IACN juga menyoroti tiga potensi tindak pidana korupsi yang perlu diuji, yakni penyalahgunaan wewenang, penerimaan gratifikasi berupa dividen saham, serta potensi kerugian negara dari aktivitas perusahaan yang diduga tidak memiliki izin lengkap.
Selain aspek hukum, Igrissa menyinggung dampak lingkungan dari perusahaan terafiliasi, seperti PT Indonesia Mas Mulia dan PT Bela Sarana Permai, yang disebut meninggalkan catatan pencemaran dan persoalan lahan.
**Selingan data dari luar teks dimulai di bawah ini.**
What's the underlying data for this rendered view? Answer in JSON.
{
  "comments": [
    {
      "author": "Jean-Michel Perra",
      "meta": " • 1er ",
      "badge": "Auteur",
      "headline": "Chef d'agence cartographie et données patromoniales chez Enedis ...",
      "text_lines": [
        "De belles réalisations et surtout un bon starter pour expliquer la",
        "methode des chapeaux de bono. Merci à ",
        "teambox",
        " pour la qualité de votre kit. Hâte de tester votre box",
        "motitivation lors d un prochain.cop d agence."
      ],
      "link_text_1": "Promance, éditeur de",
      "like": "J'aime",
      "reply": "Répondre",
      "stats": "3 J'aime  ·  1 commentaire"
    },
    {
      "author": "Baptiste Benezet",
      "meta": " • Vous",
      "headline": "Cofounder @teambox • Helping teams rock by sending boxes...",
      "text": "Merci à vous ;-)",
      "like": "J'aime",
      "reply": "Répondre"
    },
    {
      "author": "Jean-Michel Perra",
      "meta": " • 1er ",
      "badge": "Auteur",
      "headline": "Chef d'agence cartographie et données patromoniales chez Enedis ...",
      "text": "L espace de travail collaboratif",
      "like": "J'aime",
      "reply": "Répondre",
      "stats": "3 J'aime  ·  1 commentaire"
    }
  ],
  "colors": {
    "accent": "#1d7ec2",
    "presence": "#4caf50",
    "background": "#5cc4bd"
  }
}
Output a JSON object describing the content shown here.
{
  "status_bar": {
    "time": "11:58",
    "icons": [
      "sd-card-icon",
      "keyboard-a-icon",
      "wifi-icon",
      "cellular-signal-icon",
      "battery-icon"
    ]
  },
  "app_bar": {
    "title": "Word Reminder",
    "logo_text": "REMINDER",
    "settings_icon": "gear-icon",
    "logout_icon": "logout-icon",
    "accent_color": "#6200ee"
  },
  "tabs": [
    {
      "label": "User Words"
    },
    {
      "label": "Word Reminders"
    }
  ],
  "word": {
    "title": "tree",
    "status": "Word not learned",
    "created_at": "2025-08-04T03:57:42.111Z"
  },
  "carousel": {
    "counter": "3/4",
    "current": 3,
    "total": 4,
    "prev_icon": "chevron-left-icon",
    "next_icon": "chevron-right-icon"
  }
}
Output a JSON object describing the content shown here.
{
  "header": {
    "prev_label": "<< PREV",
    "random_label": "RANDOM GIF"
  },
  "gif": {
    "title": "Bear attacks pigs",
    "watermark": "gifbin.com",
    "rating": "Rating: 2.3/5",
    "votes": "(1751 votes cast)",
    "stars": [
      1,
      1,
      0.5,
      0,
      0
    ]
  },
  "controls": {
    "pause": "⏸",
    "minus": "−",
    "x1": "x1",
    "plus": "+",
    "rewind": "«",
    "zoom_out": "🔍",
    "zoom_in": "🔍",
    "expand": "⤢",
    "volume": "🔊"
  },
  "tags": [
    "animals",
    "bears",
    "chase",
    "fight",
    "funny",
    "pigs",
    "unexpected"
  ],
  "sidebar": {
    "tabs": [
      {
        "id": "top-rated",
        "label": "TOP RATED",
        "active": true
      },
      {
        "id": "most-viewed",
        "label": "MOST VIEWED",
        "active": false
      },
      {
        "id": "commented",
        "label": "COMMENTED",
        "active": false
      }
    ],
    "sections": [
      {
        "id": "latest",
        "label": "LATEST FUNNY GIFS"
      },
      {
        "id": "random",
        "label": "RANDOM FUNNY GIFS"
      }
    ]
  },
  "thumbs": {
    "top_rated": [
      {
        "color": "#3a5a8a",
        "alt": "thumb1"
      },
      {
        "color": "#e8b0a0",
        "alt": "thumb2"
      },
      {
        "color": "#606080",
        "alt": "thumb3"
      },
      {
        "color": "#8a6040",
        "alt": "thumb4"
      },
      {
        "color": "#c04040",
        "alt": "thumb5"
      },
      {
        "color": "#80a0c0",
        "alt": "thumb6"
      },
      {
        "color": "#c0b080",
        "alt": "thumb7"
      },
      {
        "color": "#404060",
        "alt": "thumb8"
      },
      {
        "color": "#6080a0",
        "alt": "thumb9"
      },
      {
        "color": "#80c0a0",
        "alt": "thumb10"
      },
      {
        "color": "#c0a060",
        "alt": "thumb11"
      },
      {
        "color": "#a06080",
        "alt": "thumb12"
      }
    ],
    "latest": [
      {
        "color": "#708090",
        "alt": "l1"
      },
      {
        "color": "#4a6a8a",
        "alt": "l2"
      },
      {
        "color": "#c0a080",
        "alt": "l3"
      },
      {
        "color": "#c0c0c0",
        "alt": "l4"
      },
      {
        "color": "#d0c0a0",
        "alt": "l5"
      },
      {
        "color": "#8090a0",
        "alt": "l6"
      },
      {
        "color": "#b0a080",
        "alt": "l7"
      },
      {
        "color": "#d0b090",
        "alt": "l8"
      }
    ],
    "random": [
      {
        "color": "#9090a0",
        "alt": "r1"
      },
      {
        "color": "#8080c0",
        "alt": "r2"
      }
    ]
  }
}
Ia juga mengingatkan adanya perusahaan lain, seperti PT Amazing Tabara dan PT Bela Kencana, yang pernah dicabut izinnya oleh Kementerian ESDM.
IACN mendesak dua langkah utama: penegak hukum diminta segera memproses unsur Tipikor, dan Gubernur Sherly diminta melepas seluruh kepemilikan saham sebagai bentuk komitmen menghindari konflik kepentingan.
“Pernyataan bahwa tidak ada konflik kepentingan adalah naif dan mengabaikan banyak preseden korupsi serupa di Indonesia,” tutup Igrissa. (*)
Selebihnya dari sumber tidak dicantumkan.